The thought of just leaving them since, as I said earlier, they are not "important" has occurred to me. However, there are two major problems with that strategy. First, and foremost, I don’t want someone impersonating me in such a way as to damage whatever reputation I have with a certain community. Second, while I fake info most of the fields required to sign up for user accounts like these, there might be some real data out there that I don’t want someone finding.

Staying Secure Online Gawker Lessons

The Gawker security breach provides some unpleasant lessons. The two biggest issues are not even being addressed by the media, tech bloggers, or anyone else. I find that more than a little disturbing.

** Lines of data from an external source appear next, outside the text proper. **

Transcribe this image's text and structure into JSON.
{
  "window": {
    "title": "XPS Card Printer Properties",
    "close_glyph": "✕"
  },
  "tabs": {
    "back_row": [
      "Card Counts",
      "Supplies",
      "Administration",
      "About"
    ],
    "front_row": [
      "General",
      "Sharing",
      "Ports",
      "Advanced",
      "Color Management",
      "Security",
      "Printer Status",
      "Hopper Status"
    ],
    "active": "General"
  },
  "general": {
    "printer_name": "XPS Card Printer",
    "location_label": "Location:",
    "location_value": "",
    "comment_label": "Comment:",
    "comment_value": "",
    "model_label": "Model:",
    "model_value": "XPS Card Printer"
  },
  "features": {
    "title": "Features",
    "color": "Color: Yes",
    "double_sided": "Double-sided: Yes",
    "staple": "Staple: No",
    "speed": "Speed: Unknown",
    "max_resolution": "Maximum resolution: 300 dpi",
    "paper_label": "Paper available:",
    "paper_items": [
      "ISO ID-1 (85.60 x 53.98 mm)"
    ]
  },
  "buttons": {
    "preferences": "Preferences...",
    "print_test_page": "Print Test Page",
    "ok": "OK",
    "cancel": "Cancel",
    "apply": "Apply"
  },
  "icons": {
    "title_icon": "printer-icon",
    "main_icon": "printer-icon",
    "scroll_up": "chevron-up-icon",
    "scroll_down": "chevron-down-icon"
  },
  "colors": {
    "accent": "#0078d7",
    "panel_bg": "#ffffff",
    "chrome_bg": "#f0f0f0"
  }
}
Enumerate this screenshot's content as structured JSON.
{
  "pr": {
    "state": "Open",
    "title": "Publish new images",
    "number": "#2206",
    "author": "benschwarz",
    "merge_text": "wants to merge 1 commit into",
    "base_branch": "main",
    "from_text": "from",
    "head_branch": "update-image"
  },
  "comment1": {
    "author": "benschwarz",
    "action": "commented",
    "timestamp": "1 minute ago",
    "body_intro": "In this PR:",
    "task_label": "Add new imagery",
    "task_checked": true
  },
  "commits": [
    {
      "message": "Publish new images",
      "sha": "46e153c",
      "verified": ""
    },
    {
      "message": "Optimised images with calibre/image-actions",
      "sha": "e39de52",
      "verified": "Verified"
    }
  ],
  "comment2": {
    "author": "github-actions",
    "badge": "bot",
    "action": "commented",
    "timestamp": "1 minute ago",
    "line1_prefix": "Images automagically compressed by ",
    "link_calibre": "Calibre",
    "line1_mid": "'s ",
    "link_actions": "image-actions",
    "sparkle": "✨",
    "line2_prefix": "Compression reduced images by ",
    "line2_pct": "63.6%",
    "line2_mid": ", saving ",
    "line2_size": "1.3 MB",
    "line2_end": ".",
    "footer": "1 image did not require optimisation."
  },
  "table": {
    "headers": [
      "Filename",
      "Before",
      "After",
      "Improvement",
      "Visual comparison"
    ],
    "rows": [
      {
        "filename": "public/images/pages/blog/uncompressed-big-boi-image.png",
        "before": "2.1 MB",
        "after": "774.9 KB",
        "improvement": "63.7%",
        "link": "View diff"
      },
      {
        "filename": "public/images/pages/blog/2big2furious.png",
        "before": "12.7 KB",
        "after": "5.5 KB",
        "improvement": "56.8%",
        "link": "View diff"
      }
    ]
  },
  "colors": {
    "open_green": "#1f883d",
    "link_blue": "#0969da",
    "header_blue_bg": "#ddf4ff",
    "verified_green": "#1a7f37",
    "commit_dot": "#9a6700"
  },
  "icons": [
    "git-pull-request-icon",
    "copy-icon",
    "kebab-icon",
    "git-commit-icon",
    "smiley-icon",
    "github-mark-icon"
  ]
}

Unless we get details on how exactly the Gawker hack happened and find that it was a grossly incompetent security setup that was breached, we have to assume the following.

  1. Any site can be hacked.
  2. Even encrypted passwords can be unencrypted.

Which brings me to some very unfortunate requirements for online security for users.

  1. Leave as much information blank as possible when signing up for anything online.
  2. Fake as much information as possible when it is "required" by the site.
  3. Change real information to fake information as soon as possible. (For example, you have to use your real address when something is being sent to you, but you can change it to 55 Baloney Way as soon as you receive it.)
  4. Never use the same password more than once.
  5. Never store your passwords online.

The last one is the one that really bothers me.

You see, LastPass stores all of my passwords and usernames online. Big websites try and make this less scary by calling it "the cloud". Either way, it’s a database that can be attacked, breached, and copied. Even though those passwords are encrypted, it’s only a matter of time to unencrypt them.

How juicy of a target would LastPass be for hackers? Once compromised, how many usernames and passwords would you have to change just to be safe?

The user accounts compromised by the Gawker breach are annoying to me. The ones stored on LastPass could ruin me.

I’ll do some research before doing anything hasty, but it would seem that unless I can store my LastPass passwords locally without online storage, I’ll have to go back to using KeePass and replicating the database to my computers instead of keeping my data "in the cloud."